Subspecies spathulata occurs between Leonora, Wooleen and Mullewa in the Carnarvon, Murchison and Yalgoo biogeographic regions. It usually grows in red-brown loam near drainage channels in mulga woodland.

==Conservation status==
Both subspecies are classified as "not threatened" by the Western Australian Government Department of Parks and Wildlife.

==Use in horticulture==
The felt-like leaves of this eremophila as well as its massed display of blue flowers on the end of its branches are attractive features.
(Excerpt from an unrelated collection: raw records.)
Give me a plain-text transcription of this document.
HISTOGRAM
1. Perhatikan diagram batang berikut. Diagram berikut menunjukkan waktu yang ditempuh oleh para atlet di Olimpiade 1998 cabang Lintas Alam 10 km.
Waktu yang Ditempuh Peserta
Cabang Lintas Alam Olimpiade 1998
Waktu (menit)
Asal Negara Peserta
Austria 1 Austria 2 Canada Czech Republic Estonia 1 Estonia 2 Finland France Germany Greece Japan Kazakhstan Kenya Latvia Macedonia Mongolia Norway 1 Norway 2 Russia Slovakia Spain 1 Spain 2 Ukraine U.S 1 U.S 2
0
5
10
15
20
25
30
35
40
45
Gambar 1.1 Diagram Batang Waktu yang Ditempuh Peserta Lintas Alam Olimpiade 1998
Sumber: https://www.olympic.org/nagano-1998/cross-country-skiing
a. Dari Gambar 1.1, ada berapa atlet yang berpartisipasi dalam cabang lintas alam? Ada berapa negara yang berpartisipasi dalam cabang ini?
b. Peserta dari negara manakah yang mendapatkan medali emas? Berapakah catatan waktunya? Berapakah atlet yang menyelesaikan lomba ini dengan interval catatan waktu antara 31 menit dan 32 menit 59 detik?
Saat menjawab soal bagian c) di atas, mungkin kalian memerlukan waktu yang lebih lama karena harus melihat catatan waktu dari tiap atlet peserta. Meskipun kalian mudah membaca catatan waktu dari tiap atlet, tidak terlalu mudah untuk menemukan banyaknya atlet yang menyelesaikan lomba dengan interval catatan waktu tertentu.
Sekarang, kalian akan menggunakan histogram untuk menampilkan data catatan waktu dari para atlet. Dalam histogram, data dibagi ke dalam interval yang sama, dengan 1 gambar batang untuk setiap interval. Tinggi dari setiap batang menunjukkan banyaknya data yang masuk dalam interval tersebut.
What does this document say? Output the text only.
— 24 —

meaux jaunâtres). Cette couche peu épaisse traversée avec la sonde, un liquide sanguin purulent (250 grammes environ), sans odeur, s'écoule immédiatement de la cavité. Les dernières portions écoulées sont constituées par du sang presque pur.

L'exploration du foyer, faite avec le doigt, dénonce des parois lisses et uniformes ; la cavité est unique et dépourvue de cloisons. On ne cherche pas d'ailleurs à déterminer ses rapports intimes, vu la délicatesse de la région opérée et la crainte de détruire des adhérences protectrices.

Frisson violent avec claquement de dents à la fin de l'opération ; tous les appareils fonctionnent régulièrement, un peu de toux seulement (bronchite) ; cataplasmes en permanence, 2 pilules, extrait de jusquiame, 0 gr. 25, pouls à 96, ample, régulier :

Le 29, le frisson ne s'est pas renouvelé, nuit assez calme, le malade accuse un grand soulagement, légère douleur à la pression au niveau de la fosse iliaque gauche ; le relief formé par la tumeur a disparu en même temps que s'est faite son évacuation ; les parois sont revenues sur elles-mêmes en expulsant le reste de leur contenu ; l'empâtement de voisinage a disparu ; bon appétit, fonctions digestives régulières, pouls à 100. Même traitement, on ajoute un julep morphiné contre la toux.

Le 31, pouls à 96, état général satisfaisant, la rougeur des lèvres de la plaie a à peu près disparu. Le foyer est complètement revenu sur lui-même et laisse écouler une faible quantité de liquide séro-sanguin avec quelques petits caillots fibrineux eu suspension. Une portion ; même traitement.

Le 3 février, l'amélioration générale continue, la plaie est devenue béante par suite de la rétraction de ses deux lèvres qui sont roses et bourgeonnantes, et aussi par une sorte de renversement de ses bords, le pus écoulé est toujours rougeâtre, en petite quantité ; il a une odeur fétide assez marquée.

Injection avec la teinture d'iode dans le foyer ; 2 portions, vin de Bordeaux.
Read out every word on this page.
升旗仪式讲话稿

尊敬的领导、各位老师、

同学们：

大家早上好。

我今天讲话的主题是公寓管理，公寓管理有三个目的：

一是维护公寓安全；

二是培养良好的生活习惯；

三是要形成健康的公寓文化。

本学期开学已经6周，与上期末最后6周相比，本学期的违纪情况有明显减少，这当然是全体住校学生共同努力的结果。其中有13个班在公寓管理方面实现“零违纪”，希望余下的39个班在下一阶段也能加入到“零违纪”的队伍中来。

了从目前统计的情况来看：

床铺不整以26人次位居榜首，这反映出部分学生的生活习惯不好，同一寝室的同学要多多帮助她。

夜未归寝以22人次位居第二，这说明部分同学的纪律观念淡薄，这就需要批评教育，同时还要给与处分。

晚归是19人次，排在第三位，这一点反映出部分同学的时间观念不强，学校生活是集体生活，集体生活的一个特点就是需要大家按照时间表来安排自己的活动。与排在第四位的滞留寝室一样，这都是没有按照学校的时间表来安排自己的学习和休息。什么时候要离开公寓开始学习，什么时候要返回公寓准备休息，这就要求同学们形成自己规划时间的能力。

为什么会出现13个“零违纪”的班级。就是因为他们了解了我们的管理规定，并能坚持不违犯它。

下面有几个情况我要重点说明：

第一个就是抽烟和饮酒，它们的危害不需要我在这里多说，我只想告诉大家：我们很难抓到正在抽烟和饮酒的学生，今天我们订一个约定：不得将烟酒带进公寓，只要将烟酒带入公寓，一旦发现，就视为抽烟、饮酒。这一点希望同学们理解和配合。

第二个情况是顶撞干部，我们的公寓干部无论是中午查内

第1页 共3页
It can be grown from cuttings but grafting is the preferred option if the plant is to be grown in southern Australia, to help reduce fungal infection causing dieback in winter. It grows best in well-drained soil when grown on its own roots, in full sun or partial shade and in an area with good air flow. It only needs occasional watering during long droughts and is moderately frost hardy.